The present invention is not limited to the above embodiments, and various modifications may be made without departing from the scope of the general inventive concept.

Claims

1. An optical pick-up apparatus that irradiates a disk with laser light emitted from a laser light source and uses a photodetector to receive the laser light reflected by the disk to thereby perform recording/reproduction onto/from the disk, comprising:

a laser diode driver that drives the laser light source;

an upper cover that serves as heat radiation means for radiating heat generated by the laser diode driver; and

an optical base that serves as heat radiation means for radiating heat generated by the laser light source and photodetector.

2. The optical pick-up apparatus according to claim 1, wherein

the laser diode driver is thermally coupled to the upper cover and is thermally isolated from the optical base.

3. The optical pick-up apparatus according to claim 1, wherein

the laser light source and photodetector are thermally coupled to the optical base.

4. The optical pick-up apparatus according to claim 2, wherein

the upper cover is made of a highly heat conductive material and includes a cover for heat generation source that radiates heat generated by the laser diode driver and an entire cover that radiates heat generated from the entire optical pick-up apparatus.

5. The optical pick-up apparatus according to claim 2, wherein

the upper cover has a cross-section formed into U-like shape that surrounds the laser diode driver and a printed circuit on which the laser diode driver is mounted.

6. The optical pick-up apparatus according to claim 2, wherein

the laser diode driver and optical base are thermally isolated from each other by a low heat conductive backing board.

7. The optical pick-up apparatus according to claim 4, wherein

the cover for heat generation source has convex and concave portions.

8. The optical pick-up apparatus according to claim 2, wherein

the laser diode driver and the upper cover are thermally coupled to each other through a heat transfer material or heat dissipation agent.

9. The optical pick-up apparatus according to claim 4, wherein

the laser diode driver and the upper cover are thermally coupled to each other through a heat transfer material or heat dissipation agent.

10. The optical pick-up apparatus according to claim 1, wherein

the laser diode driver is disposed at the position spaced apart from the laser light source and photodetector.

11. The optical pick-up apparatus according to claim 2, wherein

the laser diode driver is disposed at the position spaced apart from the laser light source and photodetector.

12. The optical pick-up apparatus according to claim 3, wherein

the laser diode driver is disposed at the position spaced apart from the laser light source and photodetector.

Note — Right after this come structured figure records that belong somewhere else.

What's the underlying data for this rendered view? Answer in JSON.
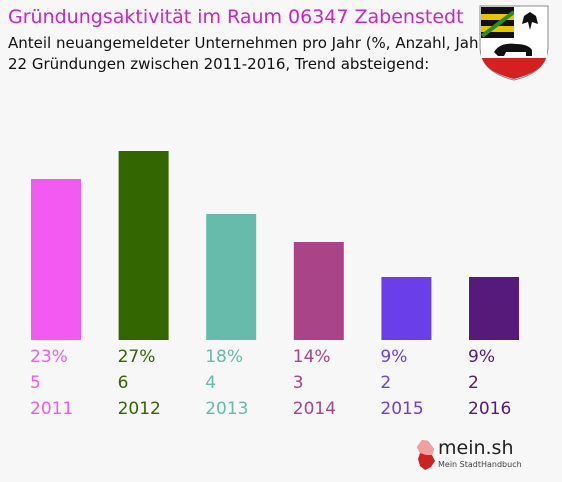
{
  "header": {
    "title": "Gründungsaktivität im Raum 06347 Zabenstedt",
    "subtitle1": "Anteil neuangemeldeter Unternehmen pro Jahr (%, Anzahl, Jahr)",
    "subtitle2": "22 Gründungen zwischen 2011-2016, Trend absteigend:"
  },
  "brand": {
    "name": "mein.sh",
    "tagline": "Mein StadtHandbuch"
  },
  "chart_data": {
    "type": "bar",
    "title": "Gründungsaktivität im Raum 06347 Zabenstedt",
    "categories": [
      "2011",
      "2012",
      "2013",
      "2014",
      "2015",
      "2016"
    ],
    "values": [
      23,
      27,
      18,
      14,
      9,
      9
    ],
    "counts": [
      5,
      6,
      4,
      3,
      2,
      2
    ],
    "percent_labels": [
      "23%",
      "27%",
      "18%",
      "14%",
      "9%",
      "9%"
    ],
    "colors": [
      "#f25af2",
      "#336600",
      "#66bbaa",
      "#aa4488",
      "#6a3ee8",
      "#551a7a"
    ],
    "ylim": [
      0,
      27
    ],
    "grid": false,
    "legend": "none"
  }
}
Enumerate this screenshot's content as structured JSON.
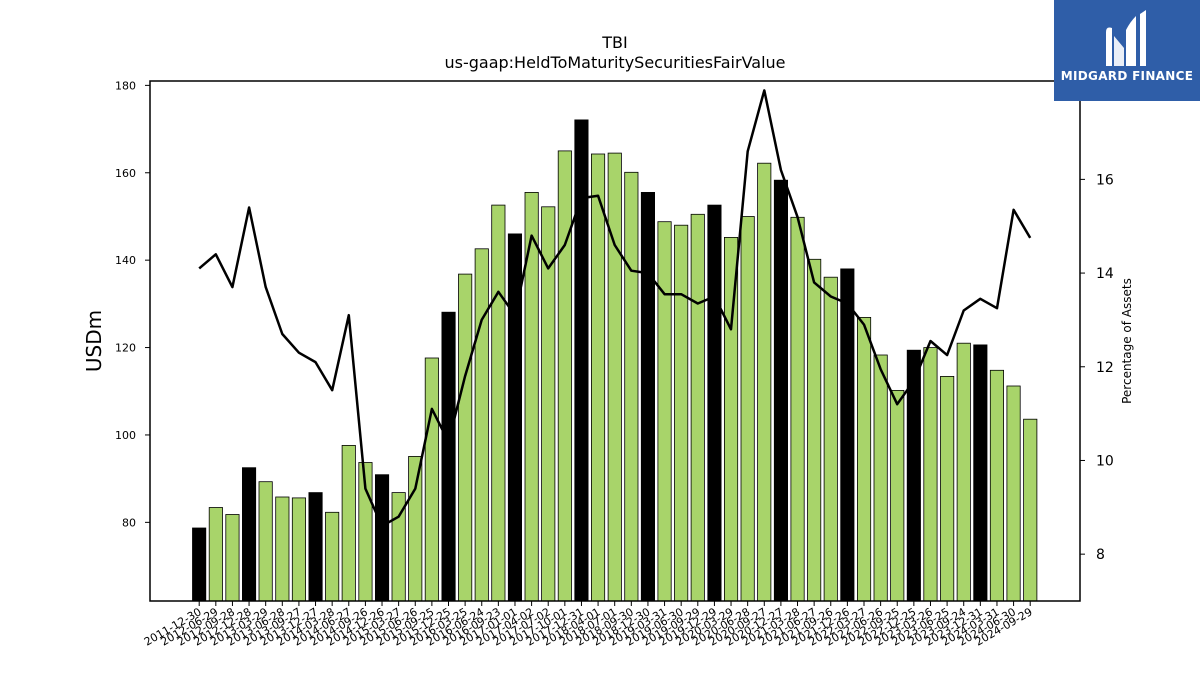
{
  "brand": {
    "name": "MIDGARD FINANCE",
    "logo_icon": "midgard-logo-icon",
    "background": "#2f5ea8"
  },
  "chart_data": {
    "type": "bar",
    "title": "TBI",
    "subtitle": "us-gaap:HeldToMaturitySecuritiesFairValue",
    "ylabel": "USDm",
    "y2label": "Percentage of Assets",
    "ylim": [
      62,
      181
    ],
    "y2lim": [
      7,
      18.1
    ],
    "yticks": [
      80,
      100,
      120,
      140,
      160,
      180
    ],
    "y2ticks": [
      8,
      10,
      12,
      14,
      16
    ],
    "colors": {
      "bar": "#a8d46a",
      "bar_highlight": "#000000",
      "line": "#000000"
    },
    "categories": [
      "2011-12-30",
      "2012-06-29",
      "2012-09-28",
      "2012-12-28",
      "2013-03-29",
      "2013-06-28",
      "2013-09-27",
      "2013-12-27",
      "2014-03-28",
      "2014-06-27",
      "2014-09-26",
      "2014-12-26",
      "2015-03-27",
      "2015-06-26",
      "2015-09-25",
      "2015-12-25",
      "2016-03-25",
      "2016-06-24",
      "2016-09-23",
      "2017-01-01",
      "2017-04-02",
      "2017-07-02",
      "2017-10-01",
      "2017-12-31",
      "2018-04-01",
      "2018-07-01",
      "2018-09-30",
      "2018-12-30",
      "2019-03-31",
      "2019-06-30",
      "2019-09-29",
      "2019-12-29",
      "2020-03-29",
      "2020-06-28",
      "2020-09-27",
      "2020-12-27",
      "2021-03-28",
      "2021-06-27",
      "2021-09-26",
      "2021-12-26",
      "2022-03-27",
      "2022-06-26",
      "2022-09-25",
      "2022-12-25",
      "2023-03-26",
      "2023-06-25",
      "2023-09-24",
      "2023-12-31",
      "2024-03-31",
      "2024-06-30",
      "2024-09-29"
    ],
    "series": [
      {
        "kind": "bar",
        "values": [
          78.7,
          83.4,
          81.8,
          92.5,
          89.3,
          85.8,
          85.6,
          86.8,
          82.3,
          97.6,
          93.7,
          90.9,
          86.8,
          95.1,
          117.6,
          128.1,
          136.8,
          142.6,
          152.6,
          146.0,
          155.5,
          152.2,
          165.0,
          172.1,
          164.3,
          164.5,
          160.1,
          155.5,
          148.8,
          148.0,
          150.5,
          152.6,
          145.2,
          150.0,
          162.2,
          158.3,
          149.8,
          140.2,
          136.1,
          138.0,
          126.9,
          118.3,
          110.2,
          119.4,
          120.0,
          113.4,
          121.0,
          120.6,
          114.8,
          111.2,
          103.6
        ],
        "highlighted": [
          0,
          3,
          7,
          11,
          15,
          19,
          23,
          27,
          31,
          35,
          39,
          43,
          47
        ]
      },
      {
        "kind": "line",
        "axis": "right",
        "values": [
          14.1,
          14.4,
          13.7,
          15.4,
          13.7,
          12.7,
          12.3,
          12.1,
          11.5,
          13.1,
          9.4,
          8.6,
          8.8,
          9.4,
          11.1,
          10.4,
          11.8,
          13.0,
          13.6,
          13.1,
          14.8,
          14.1,
          14.6,
          15.6,
          15.65,
          14.6,
          14.05,
          14.0,
          13.55,
          13.55,
          13.35,
          13.5,
          12.8,
          16.6,
          17.9,
          16.2,
          15.2,
          13.8,
          13.5,
          13.35,
          12.9,
          11.95,
          11.2,
          11.7,
          12.55,
          12.25,
          13.2,
          13.45,
          13.25,
          15.35,
          14.75
        ]
      }
    ],
    "grid": false,
    "legend": "none"
  }
}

13. An optical disk apparatus including an optical pick-up apparatus that forms a laser diode beam spot on a recording medium to perform recording/reproduction of information, the optical pick-up apparatus being the optical pick-up apparatus as claimed in claim 1.

14. An optical disk apparatus including an optical pick-up apparatus that forms a laser diode beam spot on a recording medium to perform recording/reproduction of information, the optical pick-up apparatus being the optical pick-up apparatus as claimed in claim 2.

15. An optical disk apparatus including an optical pick-up apparatus that forms a laser diode beam spot on a recording medium to perform recording/reproduction of information, the optical pick-up apparatus being the optical pick-up apparatus as claimed in claim 3.

16. An optical disk apparatus including an optical pick-up apparatus that forms a laser diode beam spot on a recording medium to perform recording/reproduction of information, the optical pick-up apparatus being the optical pick-up apparatus as claimed in claim 4.